Before adding in this index, the device should be present in Bob's master index (http://aprs.org/aprs11/tocalls.txt).
Please include all the relevant fields (vendor, model, class, os, messaging capability). The master file is tocalls.yaml, and all the other files are generated from that file, so please use that format.
Do not submit new devices on others behalf, let the author of the device or application to contact Bob and myself directly. Thank you!
Thank you!
Tocall index (tocalls):
- tocall: The APRS destination callsign allocated for an application
- vendor: Vendor / author string identifying either the person or organisation producing the device or application.

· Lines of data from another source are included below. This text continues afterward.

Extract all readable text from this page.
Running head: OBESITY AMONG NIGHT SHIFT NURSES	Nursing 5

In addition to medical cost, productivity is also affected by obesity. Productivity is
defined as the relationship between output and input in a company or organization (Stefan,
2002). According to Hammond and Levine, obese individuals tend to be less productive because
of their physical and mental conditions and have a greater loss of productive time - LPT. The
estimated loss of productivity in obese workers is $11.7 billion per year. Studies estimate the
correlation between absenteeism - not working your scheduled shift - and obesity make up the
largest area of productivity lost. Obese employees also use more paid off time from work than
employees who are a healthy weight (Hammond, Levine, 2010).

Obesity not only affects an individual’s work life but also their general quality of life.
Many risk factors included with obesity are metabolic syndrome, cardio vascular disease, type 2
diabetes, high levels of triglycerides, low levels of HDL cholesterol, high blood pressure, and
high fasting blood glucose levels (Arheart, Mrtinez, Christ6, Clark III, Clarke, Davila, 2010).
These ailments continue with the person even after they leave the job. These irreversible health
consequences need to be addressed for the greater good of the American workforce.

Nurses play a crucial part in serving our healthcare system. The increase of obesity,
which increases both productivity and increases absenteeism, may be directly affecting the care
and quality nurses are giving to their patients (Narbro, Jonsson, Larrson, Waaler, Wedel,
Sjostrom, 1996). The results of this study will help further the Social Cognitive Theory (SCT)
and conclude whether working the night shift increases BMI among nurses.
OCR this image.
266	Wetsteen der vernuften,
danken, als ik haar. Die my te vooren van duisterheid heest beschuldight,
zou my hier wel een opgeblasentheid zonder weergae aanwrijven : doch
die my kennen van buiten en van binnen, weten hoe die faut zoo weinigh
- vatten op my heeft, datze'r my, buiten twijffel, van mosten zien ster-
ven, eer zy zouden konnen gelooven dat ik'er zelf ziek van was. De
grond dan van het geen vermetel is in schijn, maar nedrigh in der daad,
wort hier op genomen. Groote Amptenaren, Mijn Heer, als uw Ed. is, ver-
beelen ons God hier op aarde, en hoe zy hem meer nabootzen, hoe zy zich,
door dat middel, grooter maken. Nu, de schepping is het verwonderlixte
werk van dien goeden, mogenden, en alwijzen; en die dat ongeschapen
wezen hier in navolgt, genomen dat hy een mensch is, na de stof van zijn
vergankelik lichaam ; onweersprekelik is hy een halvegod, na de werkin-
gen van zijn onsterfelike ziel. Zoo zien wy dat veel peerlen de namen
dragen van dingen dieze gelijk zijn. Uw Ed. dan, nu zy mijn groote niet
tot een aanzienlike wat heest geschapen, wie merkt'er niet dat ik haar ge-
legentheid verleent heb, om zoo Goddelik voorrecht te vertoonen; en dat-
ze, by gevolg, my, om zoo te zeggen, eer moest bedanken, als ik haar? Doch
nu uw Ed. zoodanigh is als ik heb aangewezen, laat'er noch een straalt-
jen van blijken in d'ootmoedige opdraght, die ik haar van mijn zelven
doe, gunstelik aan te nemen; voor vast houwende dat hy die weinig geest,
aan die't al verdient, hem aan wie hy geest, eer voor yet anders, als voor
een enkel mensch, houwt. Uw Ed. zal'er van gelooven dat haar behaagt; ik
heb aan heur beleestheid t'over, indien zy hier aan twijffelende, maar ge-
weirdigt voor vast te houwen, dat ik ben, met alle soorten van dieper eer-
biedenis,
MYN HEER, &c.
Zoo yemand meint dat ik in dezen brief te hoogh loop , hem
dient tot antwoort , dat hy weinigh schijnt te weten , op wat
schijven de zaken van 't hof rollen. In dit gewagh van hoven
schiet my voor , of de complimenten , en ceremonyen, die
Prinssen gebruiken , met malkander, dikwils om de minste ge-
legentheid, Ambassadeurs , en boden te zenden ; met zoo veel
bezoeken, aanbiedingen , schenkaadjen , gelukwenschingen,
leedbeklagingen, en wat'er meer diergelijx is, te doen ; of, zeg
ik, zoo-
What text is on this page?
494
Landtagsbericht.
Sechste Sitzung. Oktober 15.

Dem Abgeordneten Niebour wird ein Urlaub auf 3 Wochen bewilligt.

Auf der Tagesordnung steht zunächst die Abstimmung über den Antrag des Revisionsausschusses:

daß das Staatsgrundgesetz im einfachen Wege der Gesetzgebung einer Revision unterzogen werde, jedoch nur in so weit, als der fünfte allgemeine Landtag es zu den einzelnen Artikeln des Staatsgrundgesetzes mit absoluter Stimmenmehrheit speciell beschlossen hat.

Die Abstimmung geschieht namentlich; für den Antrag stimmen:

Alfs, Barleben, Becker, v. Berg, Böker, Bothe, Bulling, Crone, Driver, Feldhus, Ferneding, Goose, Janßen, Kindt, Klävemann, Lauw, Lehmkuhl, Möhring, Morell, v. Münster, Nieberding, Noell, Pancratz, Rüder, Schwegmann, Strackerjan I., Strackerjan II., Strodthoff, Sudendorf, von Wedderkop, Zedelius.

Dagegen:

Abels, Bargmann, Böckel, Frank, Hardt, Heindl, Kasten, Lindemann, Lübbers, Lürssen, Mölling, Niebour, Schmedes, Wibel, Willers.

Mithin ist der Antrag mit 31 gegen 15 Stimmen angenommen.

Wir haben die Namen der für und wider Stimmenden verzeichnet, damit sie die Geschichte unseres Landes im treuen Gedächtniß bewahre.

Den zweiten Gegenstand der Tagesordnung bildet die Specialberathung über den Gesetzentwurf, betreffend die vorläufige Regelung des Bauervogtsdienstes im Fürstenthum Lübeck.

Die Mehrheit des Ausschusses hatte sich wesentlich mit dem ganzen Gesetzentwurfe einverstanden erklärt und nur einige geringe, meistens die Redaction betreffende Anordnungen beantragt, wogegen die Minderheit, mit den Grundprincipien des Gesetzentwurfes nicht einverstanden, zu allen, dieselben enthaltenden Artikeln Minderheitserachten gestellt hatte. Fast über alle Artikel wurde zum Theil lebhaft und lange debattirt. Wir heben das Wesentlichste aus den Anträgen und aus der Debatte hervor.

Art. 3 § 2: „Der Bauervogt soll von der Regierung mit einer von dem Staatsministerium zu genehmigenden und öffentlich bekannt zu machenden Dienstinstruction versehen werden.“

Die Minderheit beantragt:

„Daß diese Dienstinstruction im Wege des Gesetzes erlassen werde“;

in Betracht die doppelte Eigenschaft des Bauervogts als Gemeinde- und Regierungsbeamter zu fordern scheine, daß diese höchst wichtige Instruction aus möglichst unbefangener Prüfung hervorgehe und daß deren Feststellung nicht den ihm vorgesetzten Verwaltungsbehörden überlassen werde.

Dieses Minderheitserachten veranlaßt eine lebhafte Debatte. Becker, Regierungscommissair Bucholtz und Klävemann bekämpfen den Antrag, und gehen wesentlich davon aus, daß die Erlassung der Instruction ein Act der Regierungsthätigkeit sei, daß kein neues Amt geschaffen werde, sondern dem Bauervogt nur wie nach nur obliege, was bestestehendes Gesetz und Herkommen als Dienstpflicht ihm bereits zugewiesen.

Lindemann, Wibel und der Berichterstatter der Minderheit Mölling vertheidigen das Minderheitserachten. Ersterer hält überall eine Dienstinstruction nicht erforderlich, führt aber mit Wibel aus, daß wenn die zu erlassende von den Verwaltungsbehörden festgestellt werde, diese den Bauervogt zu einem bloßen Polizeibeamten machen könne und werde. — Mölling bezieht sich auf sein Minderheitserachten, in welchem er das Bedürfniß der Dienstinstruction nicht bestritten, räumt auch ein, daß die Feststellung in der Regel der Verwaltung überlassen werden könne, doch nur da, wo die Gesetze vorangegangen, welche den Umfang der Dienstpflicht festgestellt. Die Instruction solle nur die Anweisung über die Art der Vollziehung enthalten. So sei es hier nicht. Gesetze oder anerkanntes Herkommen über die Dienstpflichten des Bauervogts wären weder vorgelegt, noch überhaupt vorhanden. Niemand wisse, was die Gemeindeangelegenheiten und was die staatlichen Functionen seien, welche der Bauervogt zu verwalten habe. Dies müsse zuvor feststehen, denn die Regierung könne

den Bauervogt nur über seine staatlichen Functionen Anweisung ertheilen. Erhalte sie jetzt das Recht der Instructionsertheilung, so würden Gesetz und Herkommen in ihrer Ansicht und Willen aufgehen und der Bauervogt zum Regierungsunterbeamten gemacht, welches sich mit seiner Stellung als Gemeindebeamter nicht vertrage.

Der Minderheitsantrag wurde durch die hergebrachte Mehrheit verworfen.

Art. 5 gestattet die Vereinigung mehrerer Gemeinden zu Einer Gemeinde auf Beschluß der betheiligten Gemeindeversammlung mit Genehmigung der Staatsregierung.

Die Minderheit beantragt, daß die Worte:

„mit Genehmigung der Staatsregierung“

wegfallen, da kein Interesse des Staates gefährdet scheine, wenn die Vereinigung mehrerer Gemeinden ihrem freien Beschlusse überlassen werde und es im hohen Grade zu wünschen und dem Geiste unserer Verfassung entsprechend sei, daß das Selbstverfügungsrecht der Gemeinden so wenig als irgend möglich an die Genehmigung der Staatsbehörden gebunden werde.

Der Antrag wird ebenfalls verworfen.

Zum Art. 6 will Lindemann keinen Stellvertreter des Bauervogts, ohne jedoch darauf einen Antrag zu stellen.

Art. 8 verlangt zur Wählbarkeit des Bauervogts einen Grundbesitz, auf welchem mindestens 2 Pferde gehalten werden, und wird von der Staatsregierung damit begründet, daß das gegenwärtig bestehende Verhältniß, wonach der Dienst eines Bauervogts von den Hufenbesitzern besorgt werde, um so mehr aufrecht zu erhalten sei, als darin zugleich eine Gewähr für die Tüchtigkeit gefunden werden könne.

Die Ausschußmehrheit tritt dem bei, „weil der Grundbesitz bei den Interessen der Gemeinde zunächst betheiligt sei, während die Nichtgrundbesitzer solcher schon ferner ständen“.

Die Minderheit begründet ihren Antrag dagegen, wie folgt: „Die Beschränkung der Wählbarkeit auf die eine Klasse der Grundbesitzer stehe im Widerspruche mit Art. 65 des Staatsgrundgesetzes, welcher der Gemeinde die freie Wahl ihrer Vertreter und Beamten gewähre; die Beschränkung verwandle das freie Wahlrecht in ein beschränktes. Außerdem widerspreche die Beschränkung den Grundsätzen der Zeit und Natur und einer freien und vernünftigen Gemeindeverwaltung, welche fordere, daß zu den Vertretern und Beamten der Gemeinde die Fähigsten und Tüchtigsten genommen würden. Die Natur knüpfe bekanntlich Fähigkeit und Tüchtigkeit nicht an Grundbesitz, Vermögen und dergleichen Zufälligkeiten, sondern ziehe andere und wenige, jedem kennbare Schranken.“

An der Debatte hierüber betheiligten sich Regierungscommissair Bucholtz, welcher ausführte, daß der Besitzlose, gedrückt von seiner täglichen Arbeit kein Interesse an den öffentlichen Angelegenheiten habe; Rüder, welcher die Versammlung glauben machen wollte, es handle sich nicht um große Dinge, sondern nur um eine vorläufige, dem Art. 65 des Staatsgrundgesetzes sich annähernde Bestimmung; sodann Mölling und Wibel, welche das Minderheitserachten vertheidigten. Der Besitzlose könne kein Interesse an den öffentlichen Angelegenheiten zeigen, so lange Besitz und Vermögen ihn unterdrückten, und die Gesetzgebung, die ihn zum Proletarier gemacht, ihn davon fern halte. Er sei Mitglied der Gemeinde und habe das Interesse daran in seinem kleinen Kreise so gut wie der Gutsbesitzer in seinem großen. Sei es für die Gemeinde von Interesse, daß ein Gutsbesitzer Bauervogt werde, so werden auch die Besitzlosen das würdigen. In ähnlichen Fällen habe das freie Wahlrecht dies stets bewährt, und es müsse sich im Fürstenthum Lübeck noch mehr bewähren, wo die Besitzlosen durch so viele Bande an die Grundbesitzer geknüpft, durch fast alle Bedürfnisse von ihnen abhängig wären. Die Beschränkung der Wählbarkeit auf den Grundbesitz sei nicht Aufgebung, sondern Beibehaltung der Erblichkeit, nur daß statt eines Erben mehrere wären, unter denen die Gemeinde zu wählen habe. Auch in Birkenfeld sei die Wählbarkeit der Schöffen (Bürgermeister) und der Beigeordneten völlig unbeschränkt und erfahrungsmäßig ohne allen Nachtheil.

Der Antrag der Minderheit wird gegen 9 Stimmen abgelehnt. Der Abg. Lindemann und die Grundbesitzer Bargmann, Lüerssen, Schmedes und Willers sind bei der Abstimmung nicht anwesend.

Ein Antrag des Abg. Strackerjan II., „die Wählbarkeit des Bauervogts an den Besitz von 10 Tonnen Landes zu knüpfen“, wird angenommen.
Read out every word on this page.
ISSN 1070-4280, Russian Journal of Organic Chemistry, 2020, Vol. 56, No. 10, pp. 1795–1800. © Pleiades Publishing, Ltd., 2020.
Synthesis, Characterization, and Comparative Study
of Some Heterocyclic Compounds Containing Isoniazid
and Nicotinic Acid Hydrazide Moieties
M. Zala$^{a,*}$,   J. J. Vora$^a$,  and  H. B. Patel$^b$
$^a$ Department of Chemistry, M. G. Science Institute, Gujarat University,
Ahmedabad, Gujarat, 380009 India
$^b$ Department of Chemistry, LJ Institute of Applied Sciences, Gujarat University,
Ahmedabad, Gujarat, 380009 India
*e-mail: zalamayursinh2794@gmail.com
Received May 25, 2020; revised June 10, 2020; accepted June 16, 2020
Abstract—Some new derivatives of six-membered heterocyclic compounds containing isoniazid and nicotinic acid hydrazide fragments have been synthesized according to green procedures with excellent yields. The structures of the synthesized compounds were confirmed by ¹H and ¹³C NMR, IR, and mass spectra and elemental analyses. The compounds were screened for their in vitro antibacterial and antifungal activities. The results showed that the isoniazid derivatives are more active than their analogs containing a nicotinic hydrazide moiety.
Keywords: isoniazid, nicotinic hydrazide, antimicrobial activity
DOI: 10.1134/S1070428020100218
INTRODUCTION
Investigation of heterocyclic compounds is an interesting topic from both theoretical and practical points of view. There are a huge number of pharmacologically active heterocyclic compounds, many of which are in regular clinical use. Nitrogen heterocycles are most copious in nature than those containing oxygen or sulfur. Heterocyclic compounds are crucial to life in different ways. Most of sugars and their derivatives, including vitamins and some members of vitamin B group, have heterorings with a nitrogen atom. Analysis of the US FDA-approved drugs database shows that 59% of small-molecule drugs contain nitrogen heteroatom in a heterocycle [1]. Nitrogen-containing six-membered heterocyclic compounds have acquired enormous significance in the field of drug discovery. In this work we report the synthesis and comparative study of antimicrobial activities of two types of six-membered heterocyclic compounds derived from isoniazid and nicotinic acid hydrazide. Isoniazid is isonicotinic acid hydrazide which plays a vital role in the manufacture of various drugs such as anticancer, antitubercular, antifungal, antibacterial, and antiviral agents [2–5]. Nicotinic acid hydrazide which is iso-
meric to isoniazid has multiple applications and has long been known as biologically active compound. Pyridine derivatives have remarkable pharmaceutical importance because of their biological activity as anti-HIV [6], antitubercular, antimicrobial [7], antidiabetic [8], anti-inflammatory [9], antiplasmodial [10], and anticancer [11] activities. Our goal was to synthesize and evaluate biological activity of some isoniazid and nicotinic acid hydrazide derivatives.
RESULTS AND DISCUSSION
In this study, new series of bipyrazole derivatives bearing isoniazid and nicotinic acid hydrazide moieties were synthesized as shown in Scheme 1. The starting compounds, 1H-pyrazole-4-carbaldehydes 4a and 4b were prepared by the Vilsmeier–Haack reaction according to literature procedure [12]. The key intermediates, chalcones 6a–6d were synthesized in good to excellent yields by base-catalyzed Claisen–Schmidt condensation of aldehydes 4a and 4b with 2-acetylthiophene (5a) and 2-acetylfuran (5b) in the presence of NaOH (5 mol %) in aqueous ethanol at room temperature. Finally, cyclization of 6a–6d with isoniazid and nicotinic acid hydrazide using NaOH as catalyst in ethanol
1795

- model: Device or software model
- class: A device class identifier, referring to the class index
- os: Operating system identifier
- features: Feature flags indicating optional features implemented on this device
- messaging: a flag (1) identifying that the device is messaging capable
Mic-E device identifier index (mice):
This index contains the new-style two-character comment suffix part, which is assigned to new Mic-E devices. The first comment prefix character indicates whether the device is messaging capable (` for messaging capable, ' for a non-messaging capable dumb tracker).
- suffix: The 2-character device
- vendor, model, class, os: same as in Tocall index
Mic-E legacy device identifier index (micelegacy):
This index contains the old-style prefix + suffix parts for Kenwood devices. Messaging capability is listed in this index. A device may be identified by only a 1-character prefix (the old devices), or both a 1-character prefix and a 1-character suffix.
- prefix: The 1-character comment prefix
- suffix: The 1-character comment suffix
- vendor, model, class, os, features: same as in Tocall index
Device class index (classes):
- class: A device class identifier
- shown: An english shown string for the identifier
- description: An english description string
- Ham::APRS::DeviceID for Perl, available at CPAN and https://github.com/hessu/perl-aprs-deviceid
- aprs.fi, using Ham::APRS::DeviceID
Others? Let me know.
- Try an exact match against those tocalls in the index which have no wildcards (?, lower-case n, *). The quickest way to do this is to preload those tocalls from the database to a hash table or binary tree of some sort.
- Go for the wildcarded entries next. Look for an entry having the longest match: APXYZ? should match before APXY??.